It’s October!  I love Halloween.  And I finally get to go trick or treating again!  Yay!  One of the perks of having a kid.  (Oh sure, someone short like me, if you wear a mask you can get away with trick or treating for a while, but the neighbors catch on eventually.)  I mean I have to show him off, right?  And he can’t eat the chocolate, besides needing to confiscate any suspicious looking candy.  (Yes, I’m going to be a bad mom and steal candy from my children.  I can’t help it.  My mom would buy dum-dum lollipops to give out at the door and then hide a big bag of chocolate for herself.  And she didn’t share!)   

But it’s not just about the candy.  I find the spirit of Halloween thrilling.  When you were kid, running around by yourself at night, anything could happen.  The world was wide open and everything was possible.  It’s the same feeling as when you or your friends first started getting drivers licenses and you’re finally allowed to drive around at night un-chaperoned.

I’m hard-pressed to find moments that capture that feeling in the adult world. (Well, OK, maybe when you first bring your baby home from the hospital and suddenly realize his whole life is literally in front of him.  That kind of smacks you in the head.)

Of course I want my children to be safe, but it does kind of suck that they won’t get to experience Halloween the way I got to as a kid.  Everyone is too scared.  A different type of fright than ghosts and ghoulies.  I will be mourning the spirit of the holiday even as I drive my children to the mall for trick or treating.  How do I keep managing to feel gleeful anticipation and melancholy at the same time?

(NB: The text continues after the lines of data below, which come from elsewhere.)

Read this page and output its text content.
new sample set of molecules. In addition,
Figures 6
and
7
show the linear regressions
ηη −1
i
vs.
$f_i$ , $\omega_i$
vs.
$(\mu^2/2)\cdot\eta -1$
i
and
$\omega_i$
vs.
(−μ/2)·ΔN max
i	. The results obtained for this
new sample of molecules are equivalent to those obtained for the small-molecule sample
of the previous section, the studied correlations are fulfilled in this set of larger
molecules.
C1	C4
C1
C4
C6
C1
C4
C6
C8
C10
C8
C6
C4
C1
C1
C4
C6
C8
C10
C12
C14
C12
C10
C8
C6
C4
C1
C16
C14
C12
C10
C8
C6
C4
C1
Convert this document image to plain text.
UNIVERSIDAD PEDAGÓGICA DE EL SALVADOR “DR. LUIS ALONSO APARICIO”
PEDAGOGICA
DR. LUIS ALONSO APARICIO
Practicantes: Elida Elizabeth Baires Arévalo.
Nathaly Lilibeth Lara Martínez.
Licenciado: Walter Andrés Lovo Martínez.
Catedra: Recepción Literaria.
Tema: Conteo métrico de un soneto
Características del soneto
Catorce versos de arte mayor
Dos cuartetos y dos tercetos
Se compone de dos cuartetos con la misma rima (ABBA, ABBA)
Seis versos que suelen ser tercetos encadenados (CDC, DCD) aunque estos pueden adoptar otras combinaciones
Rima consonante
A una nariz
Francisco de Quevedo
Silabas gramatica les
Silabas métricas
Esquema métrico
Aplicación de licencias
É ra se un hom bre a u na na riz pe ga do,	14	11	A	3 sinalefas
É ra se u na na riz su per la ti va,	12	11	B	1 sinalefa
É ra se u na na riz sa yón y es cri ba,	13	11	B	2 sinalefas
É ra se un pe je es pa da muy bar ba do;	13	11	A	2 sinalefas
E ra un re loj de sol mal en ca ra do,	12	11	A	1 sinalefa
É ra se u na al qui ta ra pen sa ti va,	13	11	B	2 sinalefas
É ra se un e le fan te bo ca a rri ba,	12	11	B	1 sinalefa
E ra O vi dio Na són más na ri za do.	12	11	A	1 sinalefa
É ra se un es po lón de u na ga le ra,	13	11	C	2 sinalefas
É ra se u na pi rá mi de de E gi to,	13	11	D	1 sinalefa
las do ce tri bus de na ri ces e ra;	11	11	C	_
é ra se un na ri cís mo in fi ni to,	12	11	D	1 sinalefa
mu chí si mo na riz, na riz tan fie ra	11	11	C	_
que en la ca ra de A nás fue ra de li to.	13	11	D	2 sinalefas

As I’ve mentioned before in the discussion of acceptable times to wear capes, I’m thinking of going as a super hero this year. Yes, even though I haven’t technically trick or treated (for myself, at least) I still dress up every year.  Last year I went as a bee.  Actually I was a pregnant bee.  It worked out surprisingly well.  I wanted to go as a knocked-up angel, with trailer trash cut-offs and a crooked halo, but I wasn’t quite pregnant enough to pull it off.  You gotta be really pregnant to pull off that look.  This year I’m thinking… Uber-Mom!  Now with bottle-laden utility belt, snarky attitude, and kung-fu grip. 

Originally I thought about going as a milk-maid because we found this cute little cow costume for the baby so, of course, I want to coordinate.  (Even though I’m not sure what a milk-maid looks like.)  But then me and Keen ALSO found a space-program jumper and we thought OMG, can we fit him into both costumes?  Then he could be a COW ASTRONAUT!!  That’s much more fun than coordinating.  Poor kid.  Carted around in not just one but two stuffy costumes, meeting a bunch of strangers who’ll keep trying to get him to hold his bag out when he really only wants to chew on it.  I’m sure he’ll relate this in therapy years from now.